Imprimir PDF Republish

Letter from the editor

Food on the table

Brazil is known for its agricultural activity. The country’s harvests break record after record, with growing productivity, and Brazil is a world leader in exports of various commodities. However, there is another agricultural reality that is less attractive. The area planted with rice and beans, the basis of the national diet, decreased by more than 30% from 2006 to 2022, according to IBGE, the national statistics agency.

The shift to growing more profitable export-oriented items contributes to food insecurity in the country. Food insecurity means the lack of consistent access to nourishment, both in quantity and quality. It is estimated that more than half of the Brazilian population – approximately 125 million people – today experience some degree of food insecurity.

Researchers in nutrition, economics, sociology, agronomy, and geography are focusing on hunger. In addition to understanding this complex phenomenon, they look for ways through which the country can face this apparent paradox, ensuring adequate nutrition for its population.

In 2023, Embrapa (Brazilian Agricultural Research Corporation) turned 50. Its mission is to provide Brazil with food security by means of a tropical model of agriculture and animal farming. The research produced at the institution, which has campuses in all federative units, is largely responsible for the country’s agricultural diversity and international position as a food exporter.

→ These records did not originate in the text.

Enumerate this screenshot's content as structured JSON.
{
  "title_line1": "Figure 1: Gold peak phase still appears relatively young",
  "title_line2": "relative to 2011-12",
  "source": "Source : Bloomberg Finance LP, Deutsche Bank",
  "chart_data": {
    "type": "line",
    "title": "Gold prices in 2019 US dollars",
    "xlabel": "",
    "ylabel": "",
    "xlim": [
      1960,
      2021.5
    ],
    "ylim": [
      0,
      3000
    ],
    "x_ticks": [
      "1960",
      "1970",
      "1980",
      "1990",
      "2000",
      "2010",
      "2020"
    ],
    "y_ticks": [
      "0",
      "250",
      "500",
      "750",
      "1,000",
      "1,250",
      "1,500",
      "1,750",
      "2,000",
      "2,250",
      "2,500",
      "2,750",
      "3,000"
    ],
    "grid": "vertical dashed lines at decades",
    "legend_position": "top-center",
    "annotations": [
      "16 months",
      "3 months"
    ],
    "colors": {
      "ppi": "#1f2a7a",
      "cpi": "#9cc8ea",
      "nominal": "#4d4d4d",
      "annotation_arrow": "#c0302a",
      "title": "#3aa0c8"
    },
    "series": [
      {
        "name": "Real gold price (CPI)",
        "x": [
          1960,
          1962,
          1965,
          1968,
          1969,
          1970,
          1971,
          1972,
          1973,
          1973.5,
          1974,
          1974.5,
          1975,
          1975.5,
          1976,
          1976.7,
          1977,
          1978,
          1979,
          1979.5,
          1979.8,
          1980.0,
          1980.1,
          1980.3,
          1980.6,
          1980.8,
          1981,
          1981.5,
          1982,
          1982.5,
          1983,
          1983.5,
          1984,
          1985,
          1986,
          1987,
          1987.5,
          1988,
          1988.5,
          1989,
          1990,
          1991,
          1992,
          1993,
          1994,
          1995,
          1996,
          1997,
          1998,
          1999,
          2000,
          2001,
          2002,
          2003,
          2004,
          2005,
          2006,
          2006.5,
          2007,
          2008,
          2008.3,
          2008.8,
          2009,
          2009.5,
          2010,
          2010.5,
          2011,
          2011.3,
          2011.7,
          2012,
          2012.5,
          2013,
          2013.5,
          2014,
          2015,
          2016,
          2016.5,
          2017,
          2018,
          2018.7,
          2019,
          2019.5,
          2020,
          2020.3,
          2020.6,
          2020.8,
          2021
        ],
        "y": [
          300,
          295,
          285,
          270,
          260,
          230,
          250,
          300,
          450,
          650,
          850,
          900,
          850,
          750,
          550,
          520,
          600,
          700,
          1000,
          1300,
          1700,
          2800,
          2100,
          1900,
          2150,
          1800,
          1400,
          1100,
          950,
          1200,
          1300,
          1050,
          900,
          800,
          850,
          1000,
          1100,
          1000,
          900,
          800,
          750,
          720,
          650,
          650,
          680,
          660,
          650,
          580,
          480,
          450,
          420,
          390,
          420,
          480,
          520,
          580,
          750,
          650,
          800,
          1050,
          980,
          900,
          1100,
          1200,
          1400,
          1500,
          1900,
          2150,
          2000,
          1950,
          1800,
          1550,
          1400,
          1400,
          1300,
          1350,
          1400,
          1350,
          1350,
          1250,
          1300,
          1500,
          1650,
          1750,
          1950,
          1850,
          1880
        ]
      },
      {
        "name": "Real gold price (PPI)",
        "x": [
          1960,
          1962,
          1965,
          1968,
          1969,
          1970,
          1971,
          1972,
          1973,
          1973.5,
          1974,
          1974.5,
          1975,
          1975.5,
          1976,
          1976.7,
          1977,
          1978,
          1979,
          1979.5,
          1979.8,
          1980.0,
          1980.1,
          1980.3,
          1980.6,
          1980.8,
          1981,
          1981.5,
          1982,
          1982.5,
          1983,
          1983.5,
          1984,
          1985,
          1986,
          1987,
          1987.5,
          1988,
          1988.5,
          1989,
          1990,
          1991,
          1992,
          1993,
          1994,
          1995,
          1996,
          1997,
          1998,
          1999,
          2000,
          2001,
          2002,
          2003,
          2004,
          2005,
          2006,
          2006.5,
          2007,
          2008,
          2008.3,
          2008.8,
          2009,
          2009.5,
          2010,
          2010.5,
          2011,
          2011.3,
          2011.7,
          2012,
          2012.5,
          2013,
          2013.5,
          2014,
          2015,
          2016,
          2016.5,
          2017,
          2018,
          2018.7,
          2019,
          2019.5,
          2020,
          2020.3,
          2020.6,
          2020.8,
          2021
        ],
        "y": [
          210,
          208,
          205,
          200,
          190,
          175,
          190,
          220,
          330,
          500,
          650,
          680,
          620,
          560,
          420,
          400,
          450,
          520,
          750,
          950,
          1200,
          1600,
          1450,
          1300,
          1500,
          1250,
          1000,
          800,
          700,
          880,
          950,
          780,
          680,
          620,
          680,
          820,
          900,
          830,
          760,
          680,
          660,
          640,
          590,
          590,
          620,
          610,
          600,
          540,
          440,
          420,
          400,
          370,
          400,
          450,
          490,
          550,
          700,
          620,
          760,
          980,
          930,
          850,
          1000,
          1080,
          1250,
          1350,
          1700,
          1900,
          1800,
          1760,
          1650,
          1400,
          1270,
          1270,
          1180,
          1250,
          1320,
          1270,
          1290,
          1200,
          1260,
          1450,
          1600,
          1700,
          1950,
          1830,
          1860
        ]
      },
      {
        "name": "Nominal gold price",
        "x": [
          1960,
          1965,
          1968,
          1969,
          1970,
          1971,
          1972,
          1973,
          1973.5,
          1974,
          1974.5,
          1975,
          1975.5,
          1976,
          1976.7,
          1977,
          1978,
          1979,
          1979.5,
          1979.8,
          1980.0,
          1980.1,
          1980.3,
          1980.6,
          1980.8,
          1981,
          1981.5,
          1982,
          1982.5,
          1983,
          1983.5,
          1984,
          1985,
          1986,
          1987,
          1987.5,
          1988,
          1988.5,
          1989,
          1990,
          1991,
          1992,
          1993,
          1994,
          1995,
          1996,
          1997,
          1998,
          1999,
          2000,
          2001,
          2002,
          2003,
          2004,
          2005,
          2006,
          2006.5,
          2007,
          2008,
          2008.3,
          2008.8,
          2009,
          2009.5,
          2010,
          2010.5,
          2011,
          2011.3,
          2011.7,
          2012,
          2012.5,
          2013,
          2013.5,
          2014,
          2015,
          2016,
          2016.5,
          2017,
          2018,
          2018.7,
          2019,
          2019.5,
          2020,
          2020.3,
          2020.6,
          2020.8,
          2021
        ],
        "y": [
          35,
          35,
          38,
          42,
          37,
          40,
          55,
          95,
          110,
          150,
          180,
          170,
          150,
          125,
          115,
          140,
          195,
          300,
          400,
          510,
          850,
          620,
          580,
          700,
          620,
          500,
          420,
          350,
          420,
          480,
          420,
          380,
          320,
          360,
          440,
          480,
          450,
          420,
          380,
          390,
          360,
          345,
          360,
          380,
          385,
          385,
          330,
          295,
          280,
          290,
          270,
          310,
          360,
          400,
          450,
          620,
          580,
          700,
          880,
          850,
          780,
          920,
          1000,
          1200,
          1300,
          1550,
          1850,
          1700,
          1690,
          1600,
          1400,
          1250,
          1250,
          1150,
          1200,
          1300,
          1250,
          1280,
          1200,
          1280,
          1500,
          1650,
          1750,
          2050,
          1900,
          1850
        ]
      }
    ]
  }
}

However, the worrying effects of climate change and new demands from consumer markets call for greater focus on sustainable agriculture, an area of research to which Embrapa has dedicated increasing efforts.

It was in agronomic engineering that the research career of plant geneticist Marcio de Castro Silva Filho began. Castro took over as FAPESP’s Scientific Director in April 2023. For several years, he has combined research on plant-insect-pathogen interactions with institutional action.

Formerly a director of CAPES, the national foundation for the improvement of higher education personnel, Castro was also a postgraduate dean at the University of Sao Paulo, an institution where he settled upon returning from a doctorate abroad. In the interview in this issue, Castro talks about his career and anticipates the problems he will focus on in his new role.

A Brazilianist can be defined as a non-Brazilian national who conducts research on Brazil aimed at a foreign audience. However, the term covers a historical process of both rivalry and collaboration. In the last century, these researchers focused on understanding Brazil as a whole and its historical processes. More recently, less attention has been given to a single nation, and interest has been directed toward broader themes.

Dreams are viewed by the Yanomami people as a way of seeing the invisible. From the perspective of psychoanalytical theory, dreaming is a representation of individual desire and a means of accessing the subconscious. Ethnographic research among the Yanomami points to dreams as a way of entering realities that are inaccessible while awake. Experiences of their waking lives are just as important as those that occur when dreaming: they are complementary ways of existing in the world and relating to it.